Im Interview mit Boder wendet sich Bella Zgnilek auf polnisch an ihre Zuhörer:innen. Ein kritischer Blick auf die bisherige Übersetzung zeigt, dass ihre Äußerung entschärft wurde.
„Well, I will just send them regards, and I am happy that not everybody of the Jews went through such a hard times as we did“[1] beschließt Bella Zgnilek das englischsprachige Interview mit David P. Boder auf dessen Frage hin, ob sie „your own people“ noch etwas mitteilen wolle. Danach folgt eine Pause. Geräusche legen nahe, dass Zgnilek und Boder sich austauschen, während die Aufnahme nicht weiterläuft. Als die Aufnahme wieder einsetzt, ergreift Boder das Wort und leitet ein weiteres Schlusswort Zgnileks ein: „Bella wants to add a few remarks in Polish. Go ahead, Bella.“ Zgnileks polnische Äußerung erklärt Boder im Anschluss vor verschiedenen Hintergründen – erstens aus seinem Interesse als Forscher heraus, zweitens als Gefühlsäußerung von jungen Überlebenden und drittens als eine Auffassung Zgnileks, die richtig eingeordnet werden müsse:
This was a kind of a postscript that I wanted to have, because it‘s exceedingly important to have the feelings of these young people. We notice here that she spoke in German, in English, in Polish, and when it came to express her feelings she preferred to express it in Polish. This polyglotism, or multilinguistics if we want to call it that way, represents a psychological and ethnic problem at the same time.[2]

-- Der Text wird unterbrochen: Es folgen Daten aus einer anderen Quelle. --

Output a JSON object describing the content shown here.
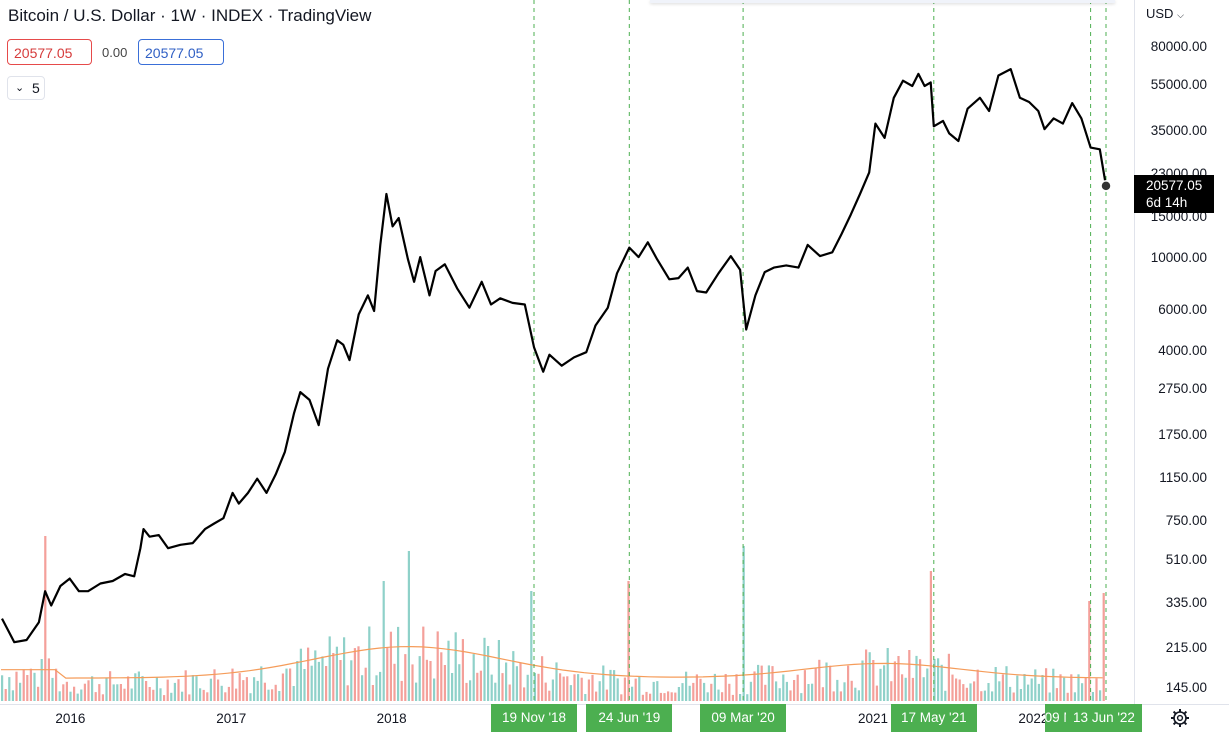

Doch was sagt Bella Zgnilek eigentlich auf Polnisch, das sie von allen im Interview genutzten Sprachen am besten beherrscht? In der bisher veröffentlichten Fassung des Interviews gibt es keine polnische Transkription der Passage. Boder bot bei der Nachbereitung des Interviews eine Übersetzung (wahrscheinlich seines langjährigen Mitarbeiters und polnisch-jüdischen Shoah-Überlebenden Bernard Wolf) an, die auch auf der Website des Illinois Institute of Technology zugänglich ist:
I would like to tell you, my friends, that all of us Jews ought to hate the Germans because of the wrongs which they did to us and our families, because they broke our hearts, broke our homes, and we ought never to forget that.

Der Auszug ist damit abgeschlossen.